Nearly 40 years after his death, Nick Drake remains an elusive enigma. He’s been dead nearly twice as long as he lived, yet the more time passes, the more recordings are unearthed, the less we seem to know about the man. Drake is a genuinely legendary figure in music, yet his music went nearly unnoticed during his lifetime. In fact, he probably sold more albums after his song “Pink Moon” appeared in a Volkswagen commercial in the late ’90s than he did while he was alive. And in the age of the youtubes, when archival video performances of the most obscure bands to roam the planet are just a click away, there is no video footage of Nick Drake to be found.
I first discovered Nick Drake from a various artists compilation CD that came out in 1992 called Brittle Days. I picked it up because it had Loop on it. It wasn’t very good. My introduction to Drake’s actual music came when the owner of record store I was working at played Bryter Layter. I thought it was woefully depressing and barked at him for playing it. But when he played Pink Moon a few months later, I was floored. Folk music wasn’t at all my thing at the time. But this was different. There was something to this music. Something elusive and enigmatic.
This video of John Martyn is spectacular. Not only is he funny as he deals with his busted guitar string, but he is absolutely stunning as he plays and sings his song about his friend, Nick Drake. Well, friend may be too strong a word. A cursory glance at any Drake biography reveals the man to be very detached and aloof, coming and going unannounced, and prone to breakdowns and temper tantrums. John Martyn was anything but those things. He was a big guy with a big personality.
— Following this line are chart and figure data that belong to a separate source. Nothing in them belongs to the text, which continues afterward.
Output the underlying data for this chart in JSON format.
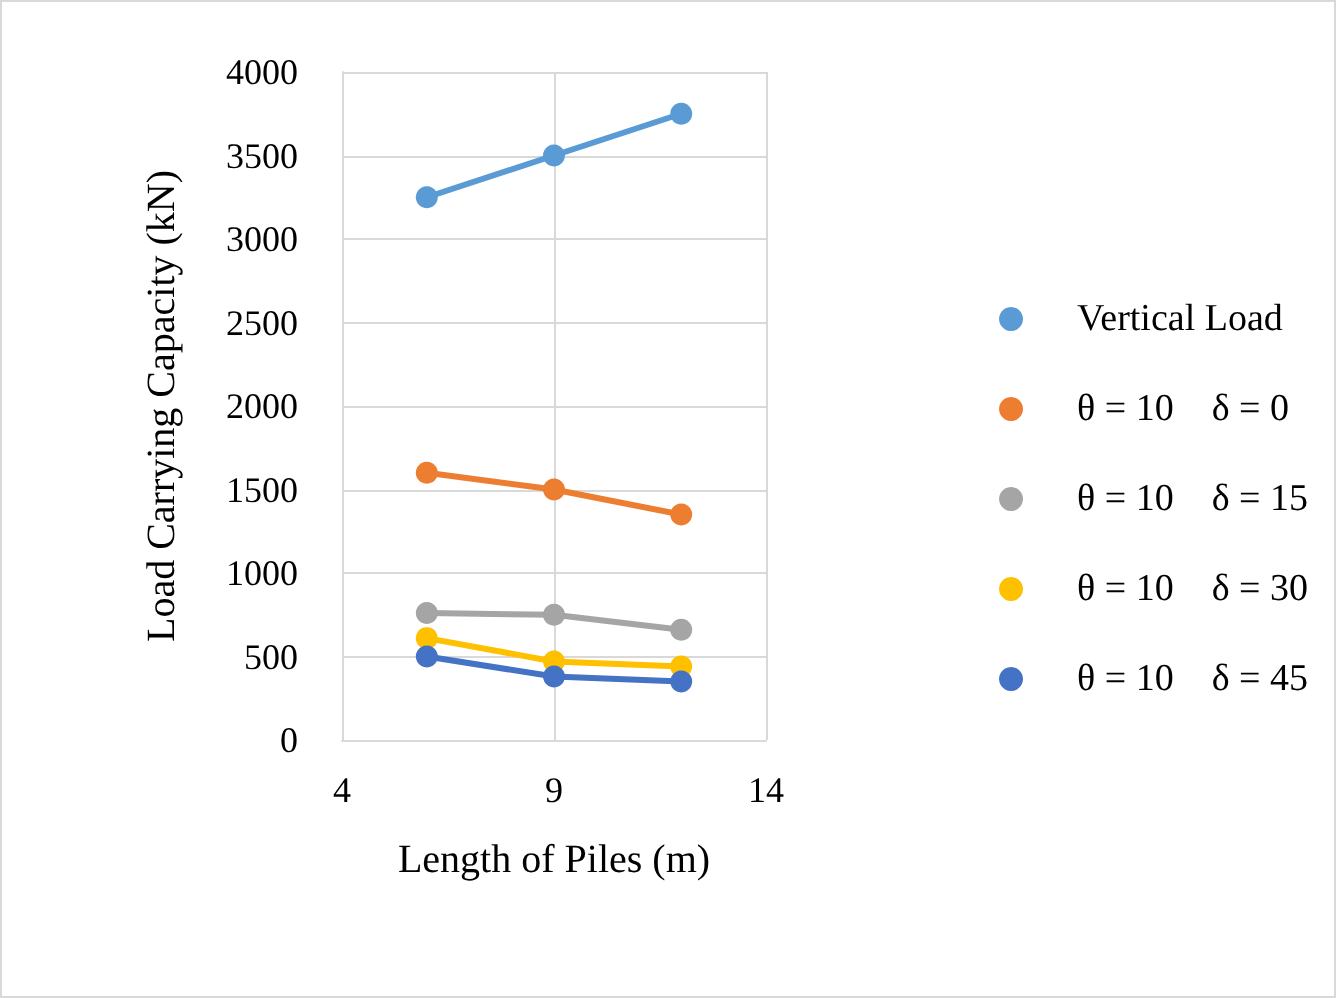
{
  "chart_data": {
    "type": "line",
    "xlabel": "Length of Piles (m)",
    "ylabel": "Load Carrying Capacity (kN)",
    "x": [
      6,
      9,
      12
    ],
    "xlim": [
      4,
      14
    ],
    "xticks": [
      4,
      9,
      14
    ],
    "ylim": [
      0,
      4000
    ],
    "yticks": [
      0,
      500,
      1000,
      1500,
      2000,
      2500,
      3000,
      3500,
      4000
    ],
    "grid": true,
    "legend": "right",
    "marker": "circle",
    "line_style": "solid",
    "series": [
      {
        "name": "Vertical Load",
        "color": "#5b9bd5",
        "values": [
          3250,
          3500,
          3750
        ]
      },
      {
        "name": "θ = 10    δ = 0",
        "color": "#ed7d31",
        "values": [
          1600,
          1500,
          1350
        ]
      },
      {
        "name": "θ = 10    δ = 15",
        "color": "#a5a5a5",
        "values": [
          760,
          750,
          660
        ]
      },
      {
        "name": "θ = 10    δ = 30",
        "color": "#ffc000",
        "values": [
          610,
          470,
          440
        ]
      },
      {
        "name": "θ = 10    δ = 45",
        "color": "#4472c4",
        "values": [
          500,
          380,
          350
        ]
      }
    ]
  }
}
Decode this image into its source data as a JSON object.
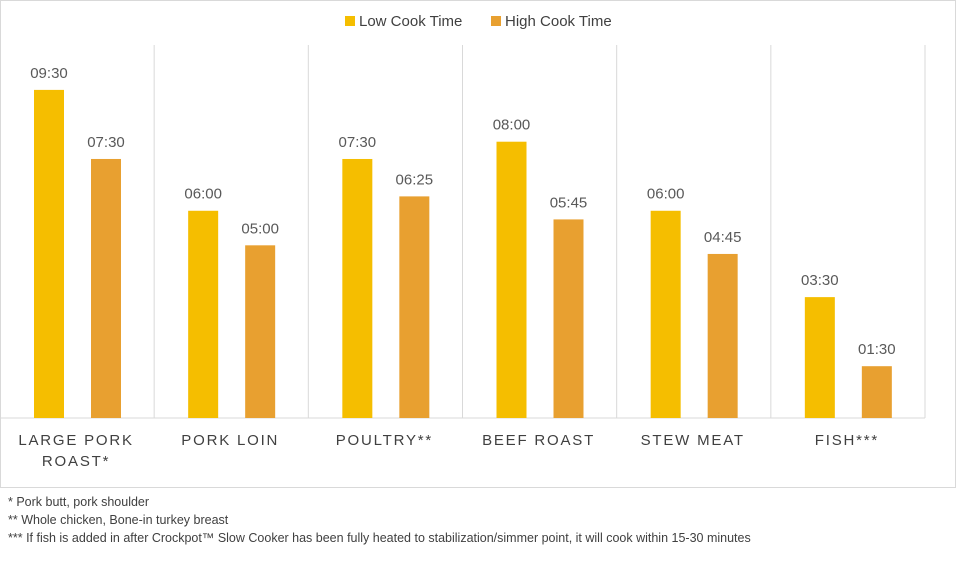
{
  "chart_data": {
    "type": "bar",
    "categories": [
      "LARGE PORK ROAST*",
      "PORK LOIN",
      "POULTRY**",
      "BEEF ROAST",
      "STEW MEAT",
      "FISH***"
    ],
    "series": [
      {
        "name": "Low Cook Time",
        "color": "#f5be00",
        "values": [
          9.5,
          6,
          7.5,
          8,
          6,
          3.5
        ],
        "value_labels": [
          "09:30",
          "06:00",
          "07:30",
          "08:00",
          "06:00",
          "03:30"
        ]
      },
      {
        "name": "High Cook Time",
        "color": "#e8a030",
        "values": [
          7.5,
          5,
          6.4167,
          5.75,
          4.75,
          1.5
        ],
        "value_labels": [
          "07:30",
          "05:00",
          "06:25",
          "05:45",
          "04:45",
          "01:30"
        ]
      }
    ],
    "ylim": [
      0,
      10.8
    ],
    "legend": "top",
    "notes": [
      "* Pork butt, pork shoulder",
      "** Whole chicken, Bone-in turkey breast",
      "*** If fish is added in after Crockpot™ Slow Cooker has been fully heated to stabilization/simmer point, it will cook within 15-30 minutes"
    ]
  }
}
“Solid Air” was released a year before Drake died. Martyn said of the song, “It was done for a friend of mine, and it was done right with very clear motives, and I’m very pleased with it, for varying reasons. It has got a very simple message, but you’ll have to work that one out for yourself.”
I was a fan of this song long before I knew it was about Nick Drake. Now that I know, it makes so much more sense and I like it even more. And I think Martyn’s performance there from 1978 is fantastic.
Less fantastic were the Dream Academy. When “Life in a Northern Town” came out in 1985, it was inescapable. I guess the first 9,000 times I heard it, it was a pleasant diversion from the glut of Huey Lewis and the News, Madonna, Wham! and REO Speedwagon noise Top 40 radio was farting out at the time. It had a sound that harkened back to a time when Ronald Reagan was making movies with chimps instead of planning Iran-Contra with them. It was somber, yet uplifting. Like Simon and Garfunkel on Quaaludes minus any sense of fun.
I swear there was a point in 1986 where the opening chords of that song would make my eye twitch. It got to the point where I couldn’t turn on MTV or go out to the grocery store without hearing the “Hey-Yo-Mama” chorus. Mercifully, the Dream Academy were a one-hit wonder and their song about Nick Drake became the opposite of its subject.
So I’m left here quite stumped about how to wrap this up. Listening to Nick Drake is still a transcendental experience for me. I’m not sure if it’s the same for everyone else, but when I listen to him, I always get a bit wrapped up in the mystery of the man. I wonder what would have happened had he lived on to make more music. What would I give to see videos of him performing? Would it make him less an enigma if footage of him did exist? It doesn’t matter, really. I have the music he made and I can think of only a handful of artists who have brought me joy in the good times and solace in the bad like Nick Drake still does nearly 20 years after discovering him.